Was ist Lyrik? oder The Hatred of Poetry Slams

Statt zu fragen, was Lyrik ist, will ich eigentlich lieber fragen, was Lyrik kann. Soweit ich sehe, tritt das gängige Verständnis von Lyrik bzw. der Umgang mit ihr in zwei Hauptarten auf: Erstens kursiert sie, ganz klassisch, für die einen lediglich als schöne Sprache in Reimform. Ein Gedicht vermag, uns gehoben zu unterhalten, ob auf angenehme oder melancholische Art. Nüchtern betrachtet kann Lyrik also konsumiert werden wie andere Unterhaltungsmedien auch, wobei der Bildungsbürger sich hier einreden kann, er unterhalte sich auf höherem Niveau als der Pöbel; nicht umsonst hat man zusätzlich zum Goethe-Band ein Abo im Nationaltheater. Kunst dient schon lange und unverhohlen als Abgrenzungsmerkmal zu unteren sozialen Klassen.
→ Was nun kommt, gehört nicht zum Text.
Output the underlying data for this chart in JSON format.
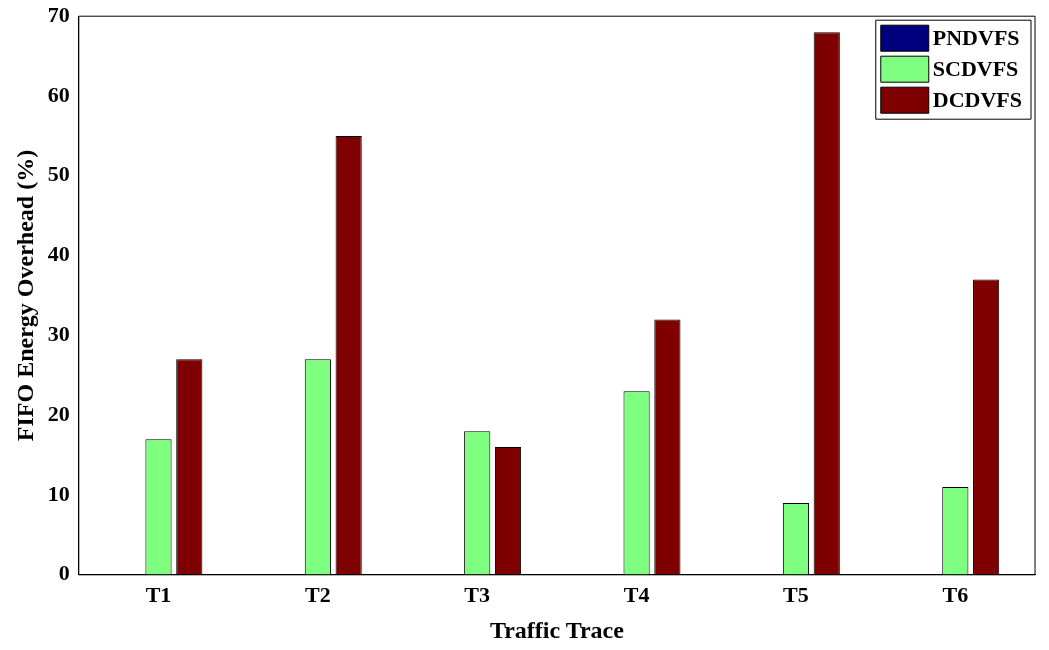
{
  "chart_data": {
    "type": "bar",
    "xlabel": "Traffic Trace",
    "ylabel": "FIFO Energy Overhead (%)",
    "categories": [
      "T1",
      "T2",
      "T3",
      "T4",
      "T5",
      "T6"
    ],
    "series": [
      {
        "name": "PNDVFS",
        "color": "#00007f",
        "values": [
          0,
          0,
          0,
          0,
          0,
          0
        ]
      },
      {
        "name": "SCDVFS",
        "color": "#7fff7f",
        "values": [
          17,
          27,
          18,
          23,
          9,
          11
        ]
      },
      {
        "name": "DCDVFS",
        "color": "#7f0000",
        "values": [
          27,
          55,
          16,
          32,
          68,
          37
        ]
      }
    ],
    "ylim": [
      0,
      70
    ],
    "yticks": [
      0,
      10,
      20,
      30,
      40,
      50,
      60,
      70
    ],
    "grid": false,
    "legend": "top right"
  }
}
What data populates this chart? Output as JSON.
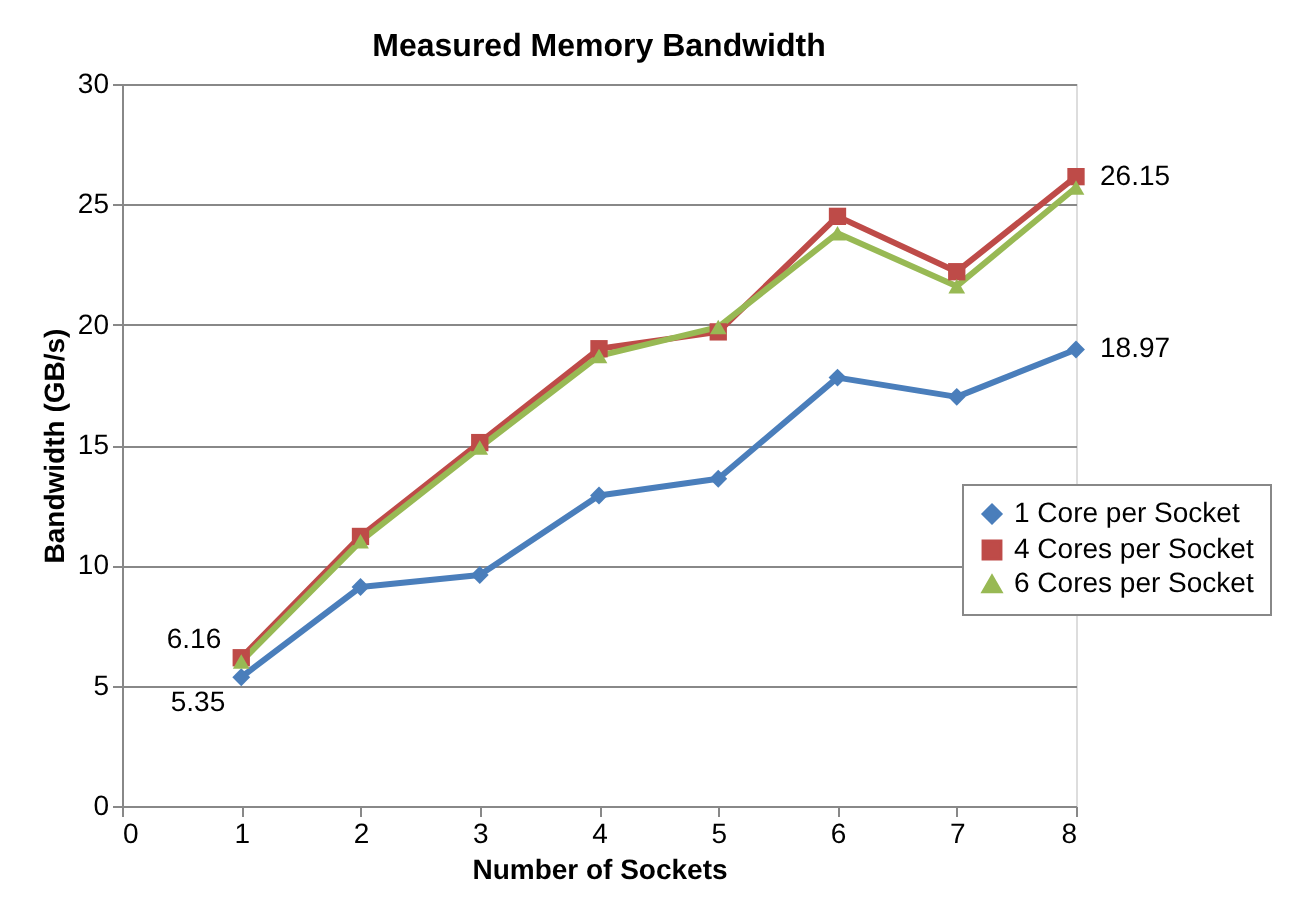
{
  "chart_data": {
    "type": "line",
    "title": "Measured Memory Bandwidth",
    "xlabel": "Number of Sockets",
    "ylabel": "Bandwidth (GB/s)",
    "x": [
      1,
      2,
      3,
      4,
      5,
      6,
      7,
      8
    ],
    "series": [
      {
        "name": "1 Core per Socket",
        "color": "#4a7ebb",
        "marker": "diamond",
        "values": [
          5.35,
          9.1,
          9.6,
          12.9,
          13.6,
          17.8,
          17.0,
          18.97
        ],
        "value_labels": [
          "5.35",
          null,
          null,
          null,
          null,
          null,
          null,
          "18.97"
        ]
      },
      {
        "name": "4 Cores per Socket",
        "color": "#be4b48",
        "marker": "square",
        "values": [
          6.16,
          11.2,
          15.1,
          19.0,
          19.7,
          24.5,
          22.2,
          26.15
        ],
        "value_labels": [
          "6.16",
          null,
          null,
          null,
          null,
          null,
          null,
          "26.15"
        ]
      },
      {
        "name": "6 Cores per Socket",
        "color": "#98b954",
        "marker": "triangle",
        "values": [
          6.0,
          11.0,
          14.9,
          18.7,
          19.9,
          23.8,
          21.6,
          25.7
        ]
      }
    ],
    "xlim": [
      0,
      8
    ],
    "xticks": [
      0,
      1,
      2,
      3,
      4,
      5,
      6,
      7,
      8
    ],
    "ylim": [
      0,
      30
    ],
    "yticks": [
      0,
      5,
      10,
      15,
      20,
      25,
      30
    ],
    "grid": "y",
    "legend": "right",
    "line_style": "solid"
  }
}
Als Selbstinszenierung der Oberschicht (oder solcher, die dazu gehören wollen) wird Kunst systemstabilisierend verwendet. Es fragt sich: Kann Kunst mehr oder kann sie jetzt endgültig weg?

Schauen wir uns zunächst die zweite Verwendung von Lyrik an, die sich zumindest mal über den reinen Genuss hinauswagt: das Gedicht hat eine Eigentlichkeit, die seine Aussage ist. Das lernen wir in der Schule und teilweise sogar an den Universitäten, hier aber in imposanten Jargon verpackt. Die Aussage kann gern politisch sein im Sinne einer Kritik oder Aufforderung, oder schlimmstenfalls ist sie biographischer Natur. Der Leser oder die Interpretin begeben sich auf eine Suche kriminologischen Ausmaßes nach der verschütteten Bedeutung und ihren Ursprüngen. Wenn ein Gedicht sich auf eine eindeutige Aussage oder gar Befindlichkeit im Leben der Autor:in verkürzen lässt, stellt sich die Frage, wieso sie überhaupt ein Gedicht hat schreiben müssen. Dann geht es ja wohl auch verständlicher. Die pure Lust am Räuber- und Gendarm-Spiel muss hier sowohl Autor:in als auch Leser:in antreiben. Man kann zur Rettung der dichterischen Form nur die auto-therapeutische Verarbeitungsmethode anführen, die also die lyrische Verklausulierung nötig macht. Hier sind wir, soweit ich sehe, bei einer stark trendenden Form der Lyrik angelangt. Lyrik als selbstwirksame Heilung, als self care und, seien wir am Ende ehrlich, Selbstdarstellung. Es schmerzt mich fast, das unsolidarisch zuzugeben, aber ich will mich nicht anfreunden mit der neuen Welle an emanzipatorischer mental health-Literatur, sofern sie sich in Kalendersprüchen erschöpft, die man durch willkürliches Enter über mehrere Zeilen gestreckt hat und dann Verse nennt. Es will mir nicht einleuchten, wieso man dichten sollte, wenn man eine Message der Klarheit eines „Depressionen sind scheiße“ rüberbringen will. Ich bin übrigens die allererste, die Depressionen scheiße findet, aber aus diesem Grunde sage ich das ja hier in aller unlyrischen Eindeutigkeit.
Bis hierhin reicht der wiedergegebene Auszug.